Arret Nº 4A_320/2018 Tribunal fédéral, 13-12-2018

Judgement Number4A_320/2018
Date13 décembre 2018
Subject MatterDroit des contrats bail à loyer; réduction du loyer en raison de défauts
Bundesgericht
Tribunal fédéral
Tribunale federale
Tribunal federal
4A_320/2018
Arrêt du 13 décembre 2018
Ire Cour de droit civil
Composition
Mmes les Juges fédérales
Kiss, présidente, Niquille et May Canellas.
Greffière: Mme Monti.
Participants à la procédure
1. L1.________,
2. L2.________ SA,
tous deux représentés par
Me Michael Rudermann,
recourants,
contre
B.________,
représenté par Me Antoine Böhler,
intimé.
Objet
bail à loyer; réduction du loyer en raison de défauts,
recours en matière civile contre l'arrêt rendu le 23 avril 2018 par la Chambre des baux et loyers de la Cour de justice du canton de Genève
(C/2965/2016; ACJC/495/2018).
Faits :
A.
A.a. Le bailleur B.________ est lié aux locataires L1.________ et L2.________ SA par un contrat de bail à loyer conférant à ceux-ci l'usage d'une arcade commerciale de 120 m 2et d'un espace de 60 m 2 situés respectivement au rez-de-chaussée et au sous-sol d'un immeuble en ville de Genève. Le loyer mensuel a été fixé en dernier lieu à 6'278 fr., plus 290 fr. de charges.
Initialement destinés à l'exploitation d'un vidéoclub, les locaux ont ensuite abrité un magasin de produits.... Entre les mois de février et juillet 2014, un commerçant franchisé a exploité les locaux sous l'enseigne «X.________».
A.b. Le 16 juin 2014, un dégât d'eau est survenu dans l'arcade en raison d'une fuite sur une traînasse.
Le 29 juillet 2014, un refoulement dans les toilettes a causé une inondation dans l'arcade, nécessitant l'intervention des pompiers.
A.c. Les locataires ont adressé à la régie mandatée par le bailleur un courrier non daté que l'intéressée dit avoir reçu le 3 novembre 2014, dans lequel ils déploraient que tous les travaux de remise en état de l'arcade n'aient pas été effectués; ils précisaient que l'état du sol bombé et dangereux tant pour le personnel que la clientèle les empêchait de rouvrir l'arcade comme ils souhaitaient le faire.
Dans sa réponse du 6 novembre 2014, la régie s'est étonnée de cette demande de travaux «au vu de l'état de l'arcade lors de [son] dernier passage». Elle a cependant proposé un rendez-vous sur place avec son technicien.

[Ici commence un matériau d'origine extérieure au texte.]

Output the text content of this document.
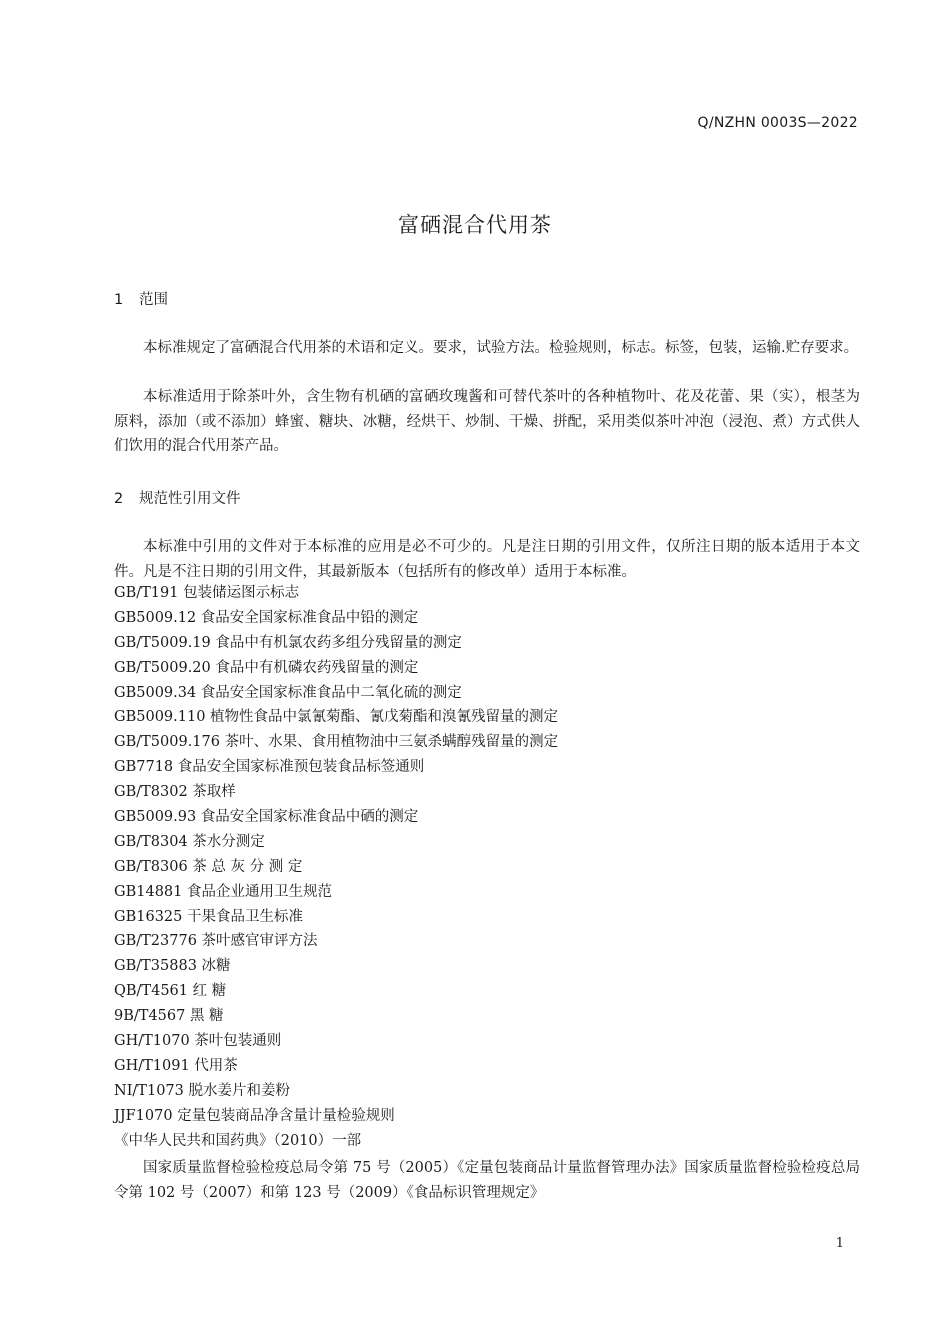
Q/NZHN 0003S—2022
富硒混合代用茶
1 范围
本标准规定了富硒混合代用茶的术语和定义。要求，试验方法。检验规则，标志。标签，包装，运输.贮存要求。
本标准适用于除茶叶外，含生物有机硒的富硒玫瑰酱和可替代茶叶的各种植物叶、花及花蕾、果（实），根茎为原料，添加（或不添加）蜂蜜、糖块、冰糖，经烘干、炒制、干燥、拼配，采用类似茶叶冲泡（浸泡、煮）方式供人们饮用的混合代用茶产品。
2 规范性引用文件
本标准中引用的文件对于本标准的应用是必不可少的。凡是注日期的引用文件，仅所注日期的版本适用于本文件。凡是不注日期的引用文件，其最新版本（包括所有的修改单）适用于本标准。
GB/T191 包装储运图示标志
GB5009.12 食品安全国家标准食品中铅的测定
GB/T5009.19 食品中有机氯农药多组分残留量的测定
GB/T5009.20 食品中有机磷农药残留量的测定
GB5009.34 食品安全国家标准食品中二氧化硫的测定
GB5009.110 植物性食品中氯氰菊酯、氰戊菊酯和溴氰残留量的测定
GB/T5009.176 茶叶、水果、食用植物油中三氨杀螨醇残留量的测定
GB7718 食品安全国家标准预包装食品标签通则
GB/T8302 茶取样
GB5009.93 食品安全国家标准食品中硒的测定
GB/T8304 茶水分测定
GB/T8306 茶 总 灰 分 测 定
GB14881 食品企业通用卫生规范
GB16325 干果食品卫生标准
GB/T23776 茶叶感官审评方法
GB/T35883 冰糖
QB/T4561 红 糖
9B/T4567 黑 糖
GH/T1070 茶叶包装通则
GH/T1091 代用茶
NI/T1073 脱水姜片和姜粉
JJF1070 定量包装商品净含量计量检验规则
《中华人民共和国药典》（2010）一部
国家质量监督检验检疫总局令第 75 号（2005）《定量包装商品计量监督管理办法》国家质量监督检验检疫总局令第 102 号（2007）和第 123 号（2009）《食品标识管理规定》
1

A.d. Le 5 mai 2015, à la suite d'un échange téléphonique puis d'un courrier électronique de la régie concernant un retard de loyer, la locataire L2.________ SA a invité la régie à effectuer un constat des dégâts occasionnés par les fuites d'eau; elle précisait que le sol était bombé et dangereux et que le plafond avait subi des dégâts. La locataire rappelait à cet égard qu'elle avait contacté la régie à la fin de l'année 2014 ou au début de l'année 2015 et que le rendez-vous fixé avait été annulé sans qu'elle ait été recontactée depuis lors.
Les parties ont ensuite échangé des courriers électroniques en vue de fixer un rendez-vous au mois de mai 2015. De nouveaux échanges ont eu lieu au mois d'août 2015 pour évoquer un éventuel changement d'affectation en vue de l'ouverture d'une pizzeria.
A.e. Le 2 octobre 2015, le locataire L1.________ a adressé un courrier électronique à la régie dans lequel il évoquait le démarrage de travaux en vue de la réouverture de l'arcade prévue le 2 novembre 2015 sous la même affectation; il souhaitait connaître la position de la régie au sujet des fuites d'eau survenues l'année précédente et sollicitait une remise en état urgente.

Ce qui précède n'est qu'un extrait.